You can buy Vermeer’s unique works with poster and canvas printing options: Johannes Vermeer Art Prints
Today 34 authenticated Vermeers survive (a remarkable eight of which are in New York City: five in the Met and three in the Frick), thanks in part to French art critic Théophile Thoré, who wrote a series of articles after visiting Holland in the 1860s in which he championed the long-forgotten artist as a poet of the everyday and a master of ‘Realism’ (a style in vogue at the time). Suddenly Vermeer was ‘rediscovered’ and became popular with collectors in Europe and the USA: the masterful Young Woman with a Water Pitcher was the first of 13 Vermeers to enter the United States between 1887 and 1919.

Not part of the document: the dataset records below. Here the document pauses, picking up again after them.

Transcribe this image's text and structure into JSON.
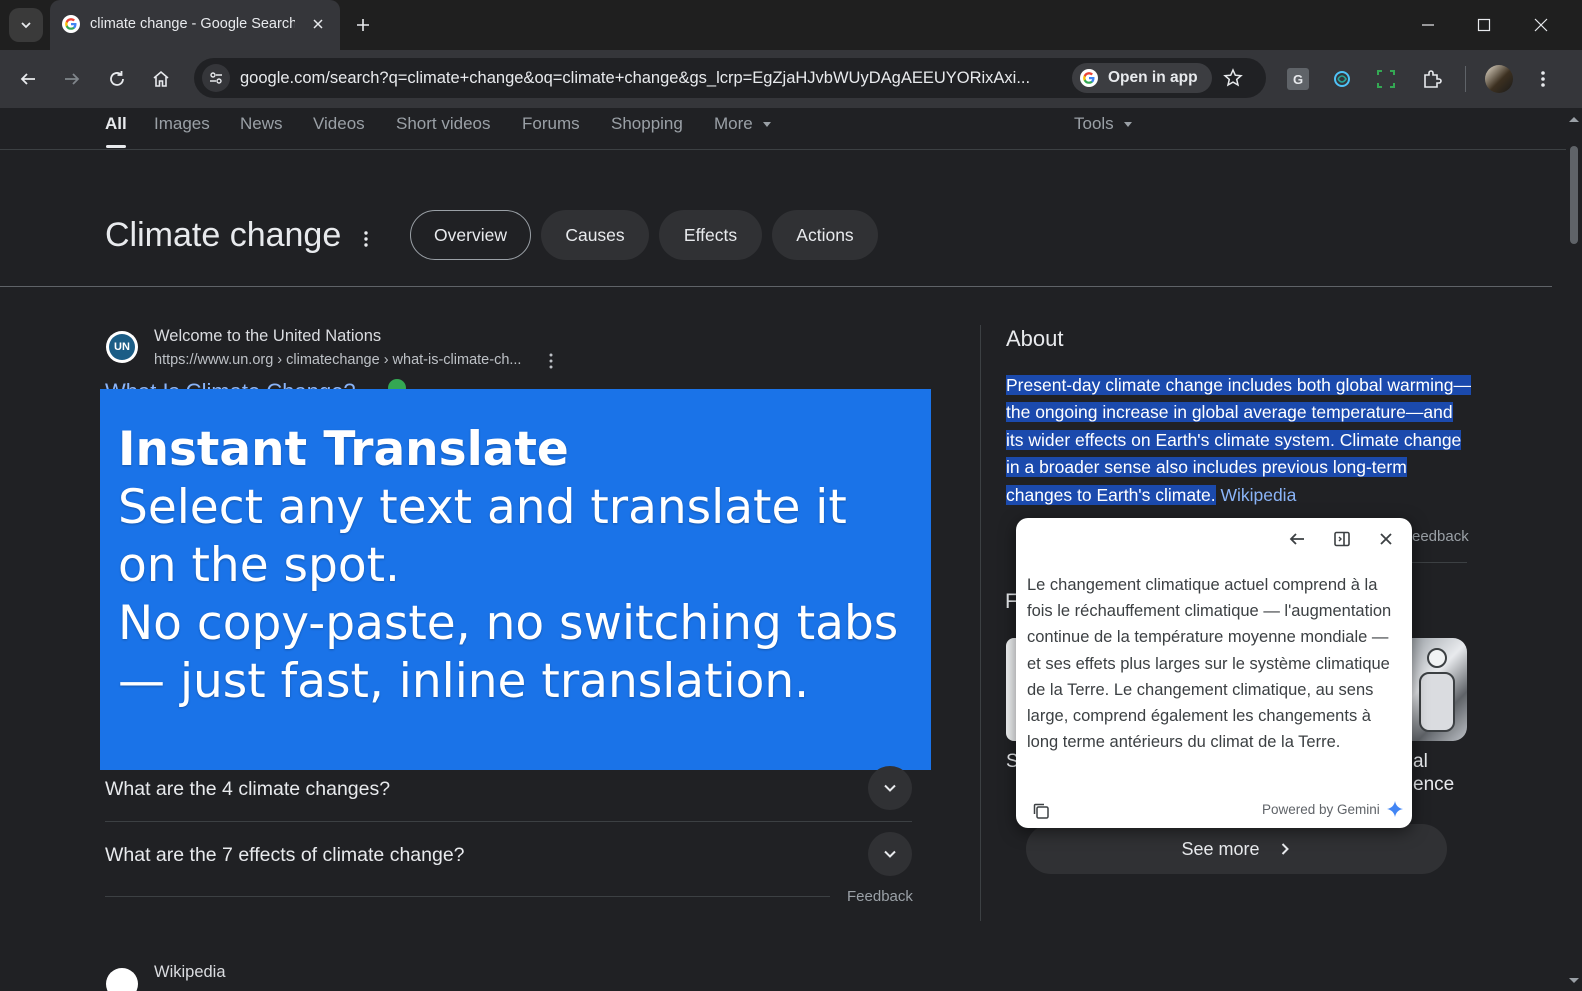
{
  "browser": {
    "tab_title": "climate change - Google Search",
    "url": "google.com/search?q=climate+change&oq=climate+change&gs_lcrp=EgZjaHJvbWUyDAgAEEUYORixAxi...",
    "open_in_app_label": "Open in app"
  },
  "search_nav": {
    "tabs": [
      "All",
      "Images",
      "News",
      "Videos",
      "Short videos",
      "Forums",
      "Shopping",
      "More"
    ],
    "tools_label": "Tools"
  },
  "topic": {
    "title": "Climate change",
    "chips": [
      "Overview",
      "Causes",
      "Effects",
      "Actions"
    ]
  },
  "result": {
    "site_name": "Welcome to the United Nations",
    "url": "https://www.un.org › climatechange › what-is-climate-ch...",
    "title": "What Is Climate Change?",
    "favicon_text": "UN"
  },
  "promo": {
    "title": "Instant Translate",
    "body": "Select any text and translate it on the spot.\n No copy-paste, no switching tabs — just fast, inline translation."
  },
  "faq": {
    "questions": [
      "What are the 4 climate changes?",
      "What are the 7 effects of climate change?"
    ],
    "feedback_label": "Feedback"
  },
  "about": {
    "heading": "About",
    "lines": [
      "Present-day climate change includes both global warming—",
      "the ongoing increase in global average temperature—and",
      "its wider effects on Earth's climate system. Climate change",
      "in a broader sense also includes previous long-term",
      "changes to Earth's climate."
    ],
    "source_link": "Wikipedia",
    "feedback_fragment": "eedback"
  },
  "knowledge_fragments": {
    "left_letter_1": "F",
    "left_letter_2": "S",
    "right_line_1": "al",
    "right_line_2": "ence"
  },
  "see_more_label": "See more",
  "translate_popup": {
    "translation": "Le changement climatique actuel comprend à la fois le réchauffement climatique — l'augmentation continue de la température moyenne mondiale — et ses effets plus larges sur le système climatique de la Terre. Le changement climatique, au sens large, comprend également les changements à long terme antérieurs du climat de la Terre.",
    "powered_by": "Powered by Gemini"
  },
  "colors": {
    "page_bg": "#202124",
    "promo_bg": "#1a73e8",
    "link": "#8ab4f8",
    "selection": "#1b4aad"
  },
  "next_result": {
    "site_name": "Wikipedia"
  }
}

A mature work, it is the last in a group of paintings of single females alone in scenes of absolute compositional rigour that Vermeer painted from the mid–1660s. Like most of his paintings, there is no narrative; rather it depicts a timeless scene of domestic harmony, a ‘still-life’ world derived from acute observation mixed with conscious design. The exquisitely balanced composition is typically Vermeer: a modestly dressed woman with downward looking eyes is pictured inside a room occupied in some unspecified domestic activity. Light enters from a window to the left and illuminates the scene in a silvery blue glow. Each object and texture is meticulously depicted, from the woman’s starched coif to the plush Turkish carpet that is reflected in the burnished underside of the basin.

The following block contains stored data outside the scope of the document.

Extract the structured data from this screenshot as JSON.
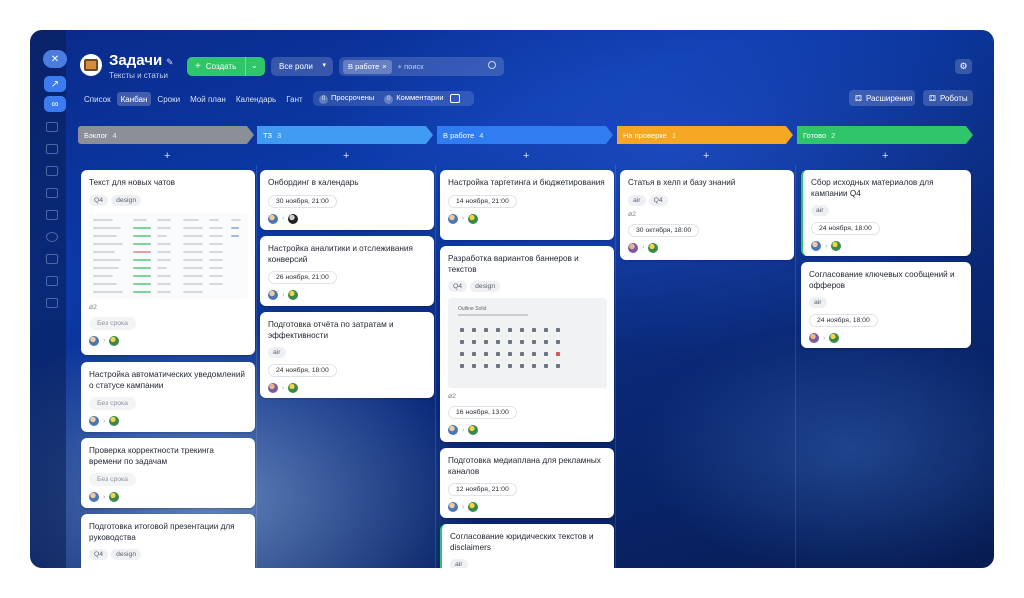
{
  "header": {
    "title": "Задачи",
    "subtitle": "Тексты и статьи",
    "create_label": "Создать",
    "roles_label": "Все роли",
    "search_chip": "В работе",
    "search_placeholder": "+ поиск"
  },
  "views": [
    "Список",
    "Канбан",
    "Сроки",
    "Мой план",
    "Календарь",
    "Гант"
  ],
  "active_view": "Канбан",
  "filters": {
    "overdue_label": "Просрочены",
    "overdue_count": "0",
    "comments_label": "Комментарии",
    "comments_count": "0"
  },
  "right_buttons": {
    "extensions": "Расширения",
    "robots": "Роботы"
  },
  "columns": [
    {
      "name": "Бэклог",
      "count": "4",
      "color": "#8a8f98"
    },
    {
      "name": "ТЗ",
      "count": "3",
      "color": "#3f9cf2"
    },
    {
      "name": "В работе",
      "count": "4",
      "color": "#2f7df0"
    },
    {
      "name": "На проверке",
      "count": "1",
      "color": "#f5a623"
    },
    {
      "name": "Готово",
      "count": "2",
      "color": "#2fc56a"
    }
  ],
  "cards": {
    "c1": {
      "title": "Текст для новых чатов",
      "tags": [
        "Q4",
        "design"
      ],
      "attach": "2",
      "date": "Без срока"
    },
    "c2": {
      "title": "Настройка автоматических уведомлений о статусе кампании",
      "date": "Без срока"
    },
    "c3": {
      "title": "Проверка корректности трекинга времени по задачам",
      "date": "Без срока"
    },
    "c4": {
      "title": "Подготовка итоговой презентации для руководства",
      "tags": [
        "Q4",
        "design"
      ]
    },
    "c5": {
      "title": "Онбординг в календарь",
      "date": "30 ноября, 21:00"
    },
    "c6": {
      "title": "Настройка аналитики и отслеживания конверсий",
      "date": "26 ноября, 21:00"
    },
    "c7": {
      "title": "Подготовка отчёта по затратам и эффективности",
      "tags": [
        "air"
      ],
      "date": "24 ноября, 18:00"
    },
    "c8": {
      "title": "Настройка таргетинга и бюджетирования",
      "date": "14 ноября, 21:00"
    },
    "c9": {
      "title": "Разработка вариантов баннеров и текстов",
      "tags": [
        "Q4",
        "design"
      ],
      "attach": "2",
      "date": "16 ноября, 13:00",
      "thumb_title": "Outline Solid"
    },
    "c10": {
      "title": "Подготовка медиаплана для рекламных каналов",
      "date": "12 ноября, 21:00"
    },
    "c11": {
      "title": "Согласование юридических текстов и disclaimers",
      "tags": [
        "air"
      ]
    },
    "c12": {
      "title": "Статья в хелп и базу знаний",
      "tags": [
        "air",
        "Q4"
      ],
      "attach": "2",
      "date": "30 октября, 18:00"
    },
    "c13": {
      "title": "Сбор исходных материалов для кампании Q4",
      "tags": [
        "air"
      ],
      "date": "24 ноября, 18:00"
    },
    "c14": {
      "title": "Согласование ключевых сообщений и офферов",
      "tags": [
        "air"
      ],
      "date": "24 ноября, 18:00"
    }
  }
}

Vermeer designed his paintings to explore formal relationships and the effects of colour and, in particular, light. He was fascinated by the transforming power of light and shadow and in scenes like this attempted to capture that fleeting second as natural light floods a space; you can almost sense the warmth of the sun on the woman’s skin or the shimmer of dust in the air, so precisely does Vermeer render its effects. To the modern eye, Vermeer’s use of dramatic perspectives and contrasts in light and texture can appear almost photographic and this has led scholars to suggest Vermeer may have used a camera obscura, an experimental optical device sometimes used by painters to help with perspective and composition. True or not, it detracts nothing from his extraordinary technical ability and painstaking attention to detail.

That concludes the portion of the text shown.